Jornadas de Medicina Narrativa (IV): 20 de junio. By the Book.

¡Hay que ver lo largo que es el día y las energías que se consumen cuando tienes que estar sintonizada todo el día en otro idioma! En el King’s College hoy hemos estado todos absortos en las diferentes sesiones.

El día comenzó con una sesión plenaria titulada “By the Book: Authority, Authenticity, and the Body’s Narration“, de Catherine Belling. Absolutamente fascinante aunque en algunos momentos no pude seguirla al detalle (mi inglés es bueno pero no tanto). La cuestión central de la exposición fue: ¿cuál es la similitud entre la tortura y la medicina en lo que respecta a su relación con el cuerpo?. La conferenciante se centró en algo en que yo, personalmente, nunca había caído: cuando en medicina soslayamos la historia contada por el paciente sobre sus padecimientos y nos centramos en los hallazgos objetivos de las pruebas complementarias para decir si alguien está sano o no, lo que hacemos es considerar que el cuerpo miente, y que solo mediante técnicas especiales (el interrogatorio médico, la extracción de sangre, el sometimiento a radiaciones, la introducción de diferentes dispositivos por diferentes lugares del cuerpo…) podemos llegar a la verdad. En cierto sentido, la relación del médico con el paciente es una relación en la que el médico pone todo su conocimiento para extraer una verdad del cuerpo aunque éste no quiera decirla o a pesar de que quiera hacerlo  porque la historia del cuerpo, contada sin “tortura” no es confiable.

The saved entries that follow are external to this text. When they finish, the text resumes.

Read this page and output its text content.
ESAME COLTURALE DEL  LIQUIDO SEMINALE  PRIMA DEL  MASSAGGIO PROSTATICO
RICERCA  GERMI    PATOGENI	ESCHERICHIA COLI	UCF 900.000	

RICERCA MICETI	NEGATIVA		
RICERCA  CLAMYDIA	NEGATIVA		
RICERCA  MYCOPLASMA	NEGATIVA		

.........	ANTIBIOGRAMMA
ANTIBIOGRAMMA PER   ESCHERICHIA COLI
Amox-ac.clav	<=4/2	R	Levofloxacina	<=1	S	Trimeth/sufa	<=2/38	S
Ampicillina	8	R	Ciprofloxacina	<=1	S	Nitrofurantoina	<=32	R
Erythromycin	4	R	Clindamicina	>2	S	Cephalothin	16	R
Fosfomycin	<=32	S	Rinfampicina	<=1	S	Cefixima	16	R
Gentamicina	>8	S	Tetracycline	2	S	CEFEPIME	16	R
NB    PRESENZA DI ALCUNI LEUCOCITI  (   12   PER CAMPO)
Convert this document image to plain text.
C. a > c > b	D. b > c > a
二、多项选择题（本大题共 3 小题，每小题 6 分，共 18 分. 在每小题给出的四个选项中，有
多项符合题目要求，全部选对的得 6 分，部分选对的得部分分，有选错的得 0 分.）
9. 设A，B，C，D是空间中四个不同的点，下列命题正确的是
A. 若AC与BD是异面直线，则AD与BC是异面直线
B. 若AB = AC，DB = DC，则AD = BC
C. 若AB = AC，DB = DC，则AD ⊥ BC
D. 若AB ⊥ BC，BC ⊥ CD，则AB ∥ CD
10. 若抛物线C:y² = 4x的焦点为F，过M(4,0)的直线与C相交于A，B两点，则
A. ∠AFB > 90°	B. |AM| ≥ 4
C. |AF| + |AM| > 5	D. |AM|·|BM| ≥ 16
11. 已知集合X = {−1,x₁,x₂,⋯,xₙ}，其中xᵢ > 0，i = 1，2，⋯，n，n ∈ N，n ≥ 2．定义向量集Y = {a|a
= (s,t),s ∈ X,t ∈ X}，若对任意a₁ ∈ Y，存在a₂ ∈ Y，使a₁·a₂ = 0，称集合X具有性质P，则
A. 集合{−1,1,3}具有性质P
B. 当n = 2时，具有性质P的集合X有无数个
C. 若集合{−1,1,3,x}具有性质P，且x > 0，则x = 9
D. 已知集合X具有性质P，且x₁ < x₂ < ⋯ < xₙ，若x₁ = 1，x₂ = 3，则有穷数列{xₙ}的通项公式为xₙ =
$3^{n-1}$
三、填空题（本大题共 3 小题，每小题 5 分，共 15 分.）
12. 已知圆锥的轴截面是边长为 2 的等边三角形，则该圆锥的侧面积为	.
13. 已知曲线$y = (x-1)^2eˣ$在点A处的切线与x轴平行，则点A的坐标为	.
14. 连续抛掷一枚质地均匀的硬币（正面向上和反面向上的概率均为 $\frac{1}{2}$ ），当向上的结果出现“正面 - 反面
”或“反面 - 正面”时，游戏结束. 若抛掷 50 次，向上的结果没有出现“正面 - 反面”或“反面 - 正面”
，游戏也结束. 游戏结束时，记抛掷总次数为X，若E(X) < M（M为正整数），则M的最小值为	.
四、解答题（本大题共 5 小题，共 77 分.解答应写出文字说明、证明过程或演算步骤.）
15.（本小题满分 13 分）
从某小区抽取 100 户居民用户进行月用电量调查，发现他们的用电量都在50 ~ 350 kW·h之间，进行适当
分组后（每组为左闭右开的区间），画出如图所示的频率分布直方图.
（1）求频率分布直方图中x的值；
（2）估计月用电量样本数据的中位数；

Francis Picabia, ‘Otaïti’ 1930Nos puso tres ejemplos. El primero sacado de Hamlet (muy anglosajón), en el momento en que Hamlet, violentamente, obliga a su madre a enfrentarse al espejo para descubrir lo que tiene oculto. La importancia de este ejemplo es que sólo nos damos cuenta de que existe un cuerpo cuando muere, cuando se queda tumbado en el escenario, silencioso. Hasta ese momento solo la trama es importante.

El segundo ejemplo fue una vuelta de tuerca puesto que intercambió los papeles. Utilizando el caso de la hipocondría nos presetnó una situación en la que el paciente es el torturador que quiere que el médico diga la verdad sobre su cuerpo. El médico se siente torturado para contar algo y lleva a decir cualquier cosa para que la “tortura” termine.

Finalmente, Belling recurrió a la serie “24 horas” para mostrar cómo, en nombre del superior beneficio, podemos saltarnos todas las reglas. Pensad de qué modo esto aplica a la medicina, cuando el superior interés del paciente se coloca incluso en contra del propio paciente. Y una recomendación biliográfica: Narrative Bodies; towards a corporeal narratology, de Daniel Punsay.

Una presentación increíble por lo de rompedora y, sobre todo, una oportunidad de reflexión sobre nosotros mismos, nuestra corporeidad y nuestra desconfianza hacia la propia corporeidad. En sociología se habla mucho de “in-corporar” en el sentido de tener en cuenta el cuerpo y la imagen que tenemos de él para poder entender nuestra cultura y a nosotros mismos. En el caso de la medicina ni siquiera hemos empezado a plantearnos este concepto y lo que implican los significados e interpretaciones, ocultas incluso para nosotros mismos, en relación con el cuerpo.